To construct the luciferase reporter, a 600 bp fragment of the XIAP 3′-untranslated region (UTR) that was extracted from the PANC1 cell line was amplified by PCR. Human cDNA, extracted from the PANC1 cell line, was used as a template and Pfu DNA polymerase (Promega Corporation) was used. The primers were as follows: Forward primer, 5′-TTCCTCAGCATAACAGAGTT-3′; reverse primer, 5′-CAGGCTGGCATCATATACT-3′. Subsequently, this was subcloned into the pmirGLO plasmid. The plasmid containing the XIAP 3′-UTR and a pRL-TK plasmid, in addition to miR-340, anti-miR-340 or the NC was transfected into HEK293 cells (2.5×104 cells/ml) that were seeded 1 day before transfection. Luciferase activity was tested 48 h after transfection. Cells were lysed, using lysis buffer (Dual Luciferase kit; Promega Corporation), and 20 µl supernatant was used for each reaction. A total of 75 µl firefly luciferase substrate was added to each mixture, mixed for 10 sec and the luciferase activity was determined. Subsequently, 75 µl Renilla luciferase substrate was added to each well and the activity was determined. Relative activity was determined as the ratio of firefly luciferase to Renilla luciferase using a GloMax®-Multi Detection System (Promega Corporation) according to the manufacturer's protocol. Experiments were performed in triplicate. All the reagents use in the luciferase activity were obtained from Promega Corporation (Madison, WI, USA).

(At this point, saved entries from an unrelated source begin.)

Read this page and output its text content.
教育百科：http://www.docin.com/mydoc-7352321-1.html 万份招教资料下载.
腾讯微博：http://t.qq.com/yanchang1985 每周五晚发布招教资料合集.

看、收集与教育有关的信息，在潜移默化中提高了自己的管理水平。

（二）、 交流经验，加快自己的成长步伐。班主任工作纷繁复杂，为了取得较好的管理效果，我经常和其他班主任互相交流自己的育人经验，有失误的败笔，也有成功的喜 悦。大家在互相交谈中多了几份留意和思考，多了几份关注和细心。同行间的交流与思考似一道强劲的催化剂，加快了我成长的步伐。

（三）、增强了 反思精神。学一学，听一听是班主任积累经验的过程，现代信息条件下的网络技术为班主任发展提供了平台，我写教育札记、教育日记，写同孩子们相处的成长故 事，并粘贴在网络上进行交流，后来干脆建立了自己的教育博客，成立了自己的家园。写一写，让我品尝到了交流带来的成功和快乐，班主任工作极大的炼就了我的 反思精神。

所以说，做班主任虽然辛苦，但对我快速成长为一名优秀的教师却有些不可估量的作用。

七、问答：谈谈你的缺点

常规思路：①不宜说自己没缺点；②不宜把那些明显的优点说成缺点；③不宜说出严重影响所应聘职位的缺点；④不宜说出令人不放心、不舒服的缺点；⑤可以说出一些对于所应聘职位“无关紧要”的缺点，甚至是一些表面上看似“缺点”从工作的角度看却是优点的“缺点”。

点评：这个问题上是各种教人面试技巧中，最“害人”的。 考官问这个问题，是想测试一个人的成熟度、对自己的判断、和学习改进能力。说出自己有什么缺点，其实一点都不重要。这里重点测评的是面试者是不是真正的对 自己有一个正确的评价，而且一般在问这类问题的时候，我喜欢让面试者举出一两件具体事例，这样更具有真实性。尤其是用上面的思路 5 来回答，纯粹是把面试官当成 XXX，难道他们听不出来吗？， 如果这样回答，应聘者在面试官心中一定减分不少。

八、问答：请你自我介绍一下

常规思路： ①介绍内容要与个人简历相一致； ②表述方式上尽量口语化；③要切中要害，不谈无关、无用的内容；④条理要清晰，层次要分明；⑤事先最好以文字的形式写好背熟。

Identification of downstream targets of miR-340

To investigate the mechanism of the proapoptotic effect of miR-340, the online miRanda database (www.microrna.org) was searched to identify downstream targets of miR-340. The miR-mRNA interaction was searched, using the criteria of mirSVR score <-0.2 and PhastCons score >0.5.

Statistical analysis

SPSS software (version 19.0; IBM Corp., Armonk, NY, USA) was used to perform statistical tests. All data are presented as the mean ± standard deviation. A one-way analysis of the variance and post hoc Student-Newman-Keuls test was used to test for statistically significant differences. P<0.05 was considered to indicate a statistically significant significance.

Results

Curcumin induces the apoptosis of PANC-1 cells

As curcumin has previously been reported to exert anti-proliferative actions on pancreatic cancer cells, the effect of various doses of curcumin on the pancreatic cancer cell line PANC-1 was examined. Cells were treated with curcumin for 72 h and the effect on cell viability was investigated using an MTT assay. PANC-1 cell viability was decreased in a dose-dependent manner by curcumin, with the decrease being significant in cells treated with 5, 10 or 20 µm curcumin compared with the control group (P<0.05; Fig. 1A). In addition, western blot analysis revealed that the expression of cleaved caspase-3, an apoptotic marker, was increased in a dose-dependent manner by curcumin, with this difference again being significant in cells treated with 5, 10 or 20 µm curcumin compared with the control group (P<0.05; Fig. 1B). Consistent with previous reports, these results indicated that curcumin induces the apoptosis of pancreatic cancer cells.

miR-340 confers the proapoptotic effect of curcumin

To explore the potential molecular mechanism underlying the antitumor effect of curcumin, the effects of curcumin treatment on the level of miR-340, a previously characterized tumor-suppressive miRNA, was investigated. Notably, miR-340 levels were significantly elevated following treatment with 5, 10 or 20 µM curcumin (P<0.05 vs. the control group; Fig. 2A). Overexpression of miR-360 significantly increased caspase-3 cleavage compared with the NC group (P<0.05; Fig. 2B and C), and PARP, a substrate of caspase-3, was cleaved as a result (Fig. 2B and D). The cotreatment of PANC-1 cells with 10 µM curcumin and anti-miR-340 significantly inhibited caspase-3 and PARP cleavage (P<0.05 vs. curcumin treatment alone; Fig. 2B-D). These results suggest that miR-340 is a positive regulator of apoptosis and acts as a downstream effector of curcumin in pancreatic cancer cells.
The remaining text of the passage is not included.